Since the first objective of all HM initiatives is to change the current behavior of individuals and families, the first counting problem arises because there are few reliable, simple, and inexpensive ways of monitoring such changes.  When participants have financial incentives to make such changes, there is usually the risk that they will report them as made, rather than make them, or al least exaggerate the extent of the changes they make.  Aside from some chemical checks on behaviors such as alcohol, drug and tobacco use, all of which cost money for testing, there are few objective measures of behavior changes.

Monitoring objective health status changes are also likely to require testing, though this may involve no more than simple monitoring devices, from scales to check weight to simple blood pressure monitors, blood sugar meters, etc.  Many other metrics are routinely part of annual lab tests that measure twenty or more indicators at relatively low costs, but still add to overall intervention costs.  At the other extreme, some continuous monitoring devices can add hundreds of dollars a year to HM efforts dealing with chronic diseases, though such frequent monitoring is also good for managing and evaluating results.
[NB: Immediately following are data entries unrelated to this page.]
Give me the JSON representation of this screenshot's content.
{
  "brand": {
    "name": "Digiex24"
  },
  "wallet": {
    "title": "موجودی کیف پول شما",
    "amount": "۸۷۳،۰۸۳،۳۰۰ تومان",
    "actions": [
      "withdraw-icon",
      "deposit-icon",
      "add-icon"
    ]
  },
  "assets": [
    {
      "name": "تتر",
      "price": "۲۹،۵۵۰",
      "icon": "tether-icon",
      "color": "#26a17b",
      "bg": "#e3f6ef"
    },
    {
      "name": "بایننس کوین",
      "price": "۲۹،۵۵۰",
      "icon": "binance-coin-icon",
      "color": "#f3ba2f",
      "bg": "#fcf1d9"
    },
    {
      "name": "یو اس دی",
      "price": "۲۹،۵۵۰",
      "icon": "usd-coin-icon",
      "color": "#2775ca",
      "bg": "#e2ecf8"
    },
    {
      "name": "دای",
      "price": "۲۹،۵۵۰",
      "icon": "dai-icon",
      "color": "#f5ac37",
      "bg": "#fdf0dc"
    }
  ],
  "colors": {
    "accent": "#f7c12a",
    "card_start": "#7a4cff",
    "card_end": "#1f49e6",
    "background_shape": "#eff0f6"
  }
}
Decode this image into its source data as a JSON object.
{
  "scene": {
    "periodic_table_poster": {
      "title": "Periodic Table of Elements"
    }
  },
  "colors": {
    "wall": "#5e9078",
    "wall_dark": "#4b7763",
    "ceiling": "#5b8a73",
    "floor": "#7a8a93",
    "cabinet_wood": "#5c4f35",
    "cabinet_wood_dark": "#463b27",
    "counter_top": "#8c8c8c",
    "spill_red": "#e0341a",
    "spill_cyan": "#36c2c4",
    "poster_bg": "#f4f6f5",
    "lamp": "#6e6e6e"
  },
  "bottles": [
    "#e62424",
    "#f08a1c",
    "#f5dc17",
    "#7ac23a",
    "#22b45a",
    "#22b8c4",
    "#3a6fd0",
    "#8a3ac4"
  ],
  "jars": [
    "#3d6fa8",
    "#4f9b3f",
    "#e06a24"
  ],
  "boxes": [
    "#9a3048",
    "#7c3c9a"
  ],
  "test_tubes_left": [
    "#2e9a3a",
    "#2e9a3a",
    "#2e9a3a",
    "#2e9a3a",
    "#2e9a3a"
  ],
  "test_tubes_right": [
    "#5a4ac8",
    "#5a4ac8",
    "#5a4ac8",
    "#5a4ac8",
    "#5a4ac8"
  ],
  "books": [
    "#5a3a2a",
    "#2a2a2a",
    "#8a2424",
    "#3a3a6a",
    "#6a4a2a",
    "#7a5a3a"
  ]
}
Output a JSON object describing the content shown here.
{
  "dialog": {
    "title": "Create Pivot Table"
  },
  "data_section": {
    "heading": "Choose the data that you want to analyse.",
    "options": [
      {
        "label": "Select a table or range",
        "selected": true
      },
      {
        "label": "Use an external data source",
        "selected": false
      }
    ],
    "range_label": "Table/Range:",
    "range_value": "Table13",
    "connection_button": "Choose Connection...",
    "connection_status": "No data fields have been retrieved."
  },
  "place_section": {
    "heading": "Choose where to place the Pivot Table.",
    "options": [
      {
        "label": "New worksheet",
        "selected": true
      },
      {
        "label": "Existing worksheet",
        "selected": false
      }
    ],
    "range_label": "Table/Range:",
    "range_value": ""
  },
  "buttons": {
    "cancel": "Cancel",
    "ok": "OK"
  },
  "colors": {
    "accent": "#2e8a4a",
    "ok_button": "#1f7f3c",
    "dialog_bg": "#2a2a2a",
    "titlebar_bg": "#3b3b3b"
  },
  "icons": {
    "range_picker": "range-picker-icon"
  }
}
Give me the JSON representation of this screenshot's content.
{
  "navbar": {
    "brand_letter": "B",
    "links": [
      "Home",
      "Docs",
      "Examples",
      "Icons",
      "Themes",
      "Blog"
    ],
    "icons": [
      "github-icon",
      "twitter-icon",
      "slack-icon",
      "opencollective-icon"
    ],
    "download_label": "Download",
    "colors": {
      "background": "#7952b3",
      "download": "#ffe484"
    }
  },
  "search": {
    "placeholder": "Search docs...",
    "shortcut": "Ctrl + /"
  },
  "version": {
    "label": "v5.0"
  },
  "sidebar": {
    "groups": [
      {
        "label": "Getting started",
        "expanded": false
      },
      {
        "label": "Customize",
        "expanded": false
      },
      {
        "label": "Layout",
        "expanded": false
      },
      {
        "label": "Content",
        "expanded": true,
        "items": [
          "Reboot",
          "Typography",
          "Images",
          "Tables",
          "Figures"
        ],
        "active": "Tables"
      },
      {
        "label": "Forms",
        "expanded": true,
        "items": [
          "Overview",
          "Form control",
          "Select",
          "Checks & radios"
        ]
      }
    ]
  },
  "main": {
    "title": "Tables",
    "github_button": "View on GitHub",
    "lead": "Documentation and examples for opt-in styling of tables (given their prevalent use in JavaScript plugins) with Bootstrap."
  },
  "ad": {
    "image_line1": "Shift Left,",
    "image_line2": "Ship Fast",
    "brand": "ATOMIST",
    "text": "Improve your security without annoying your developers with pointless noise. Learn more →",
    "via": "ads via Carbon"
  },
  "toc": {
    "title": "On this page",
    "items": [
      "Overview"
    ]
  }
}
It is when counting attempts to include workplace productivity and performance effects that it becomes really challenging.  Except for a minority of industries and jobs where individual employee output quantity and quality are routinely measured as part of management and compensation, most counting of these effects involves estimation.  Estimates may be based on team objective measures, or individual self-reports, but both are suspect.  Team measures may accurately reflect total output, while missing the contributions of individuals outrageously.  Self-reports, of either current health-related impairment or improvement may be “honestly” biased by low levels of self-awareness, or by the desire to look good, get rewards, etc.

When workers in jobs where their output could be objectively measured, in one example, they reported themselves as having been impaired by an average of 20% due to migraine headaches, far greater than the objectively measured effect, which was only 8%. [G. Pransky, et al. “Performance Decrements Resulting from Illness in the Workplace” JOEM 47:1 Jan 2005 34-40]  In any case, it would be a strange coincidence if self-reported impairment levels were identical with actual objective measures.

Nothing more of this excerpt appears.